Leaders play an immense role in fostering – or damaging – racial inclusion efforts by virtue of their positional power and influence on the organisation’s culture, values and ethics. To ensure that change is long term and sustainable, organisations and leaders need to uncover and address racial equality barriers. Traction requires leadership and sustained action, so you’re one step closer to ensuring a more inclusive workplace if board members, governing bodies and senior leaders express a genuine appetite for change by visibly role-modelling behaviours and attitudes from the top.

Recommendations

  • Appoint a race champion within your leadership team to take responsibility for progress and to focus attention on delivering change.
  • Ensure that diversity and inclusion is a permanent item on the board’s meeting agenda.
  • Regularly review progress on your strategy, evaluate the effectiveness of activity, and make changes where needed.
  • Encourage leaders to educate themselves about race, to talk openly about race, and to encourage discussions internally and externally to support change.
  • Encourage senior leaders and managers to be visible at diversity and inclusion events (such as those organised by the employee resource group) and to listen to external speakers (whether through videos, webinars or podcasts).
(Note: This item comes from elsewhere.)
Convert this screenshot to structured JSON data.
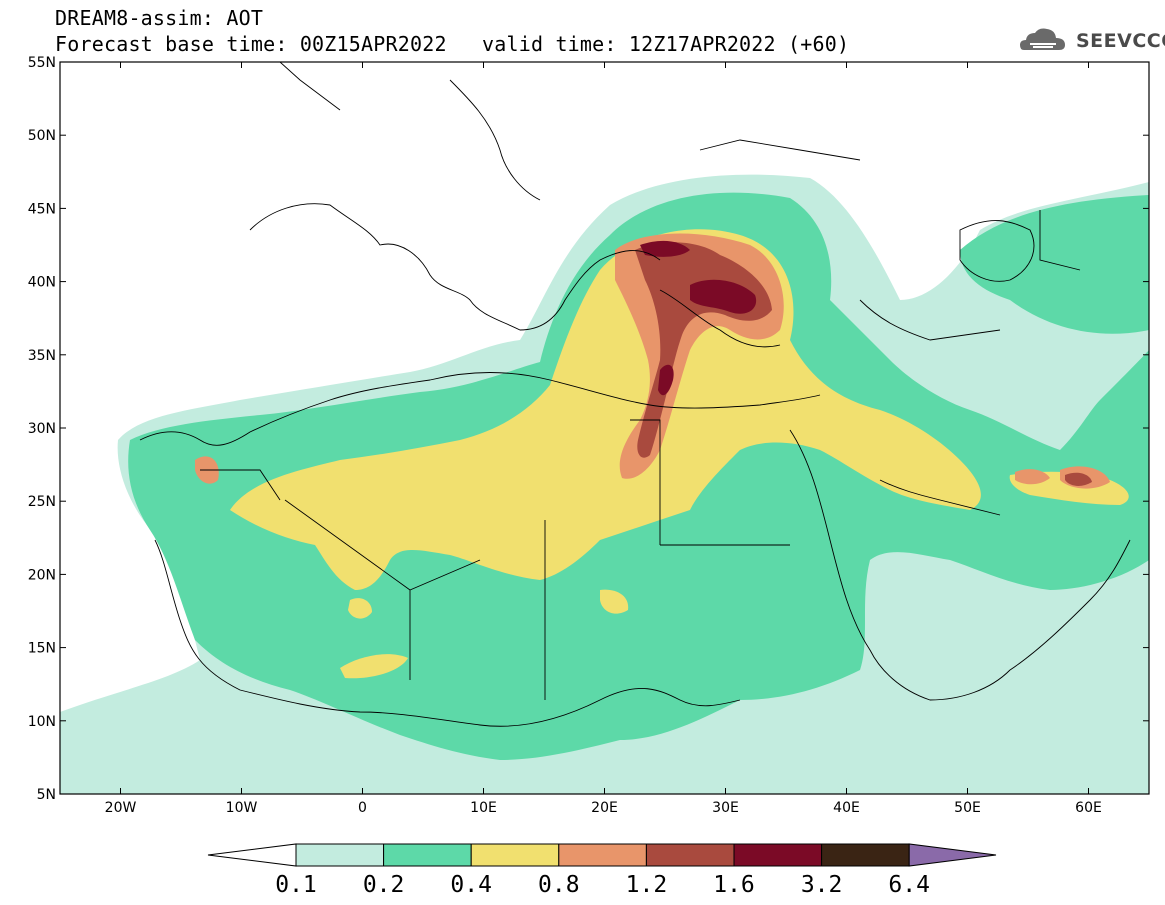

  • Communicate the message that to champion race inclusion or to take a stand against racism and discrimination you don’t have to be from an ethnic minority background – but that you do need to listen to the experiences of ethnic minority employees and do not assume you know what is needed to address the problem.
  • It follows that a leader should not feel compelled to lead the change just because they have a particular personal characteristic.
  • Urge leaders and senior managers to develop their knowledge and confidence to talk about diversity and inclusion in their internal and external engagements; for example, in conference addresses, all-staff briefings and interviews.
  • Introduce a diversity-related reverse or mutual mentoring programmes so that leaders have a better understanding of lived experiences in relation to race.
  • Assess whether you have enough race inclusion expertise in the organisation to inform action and challenge thinking at the top. Consider bringing in additional expertise in the interim via consultants.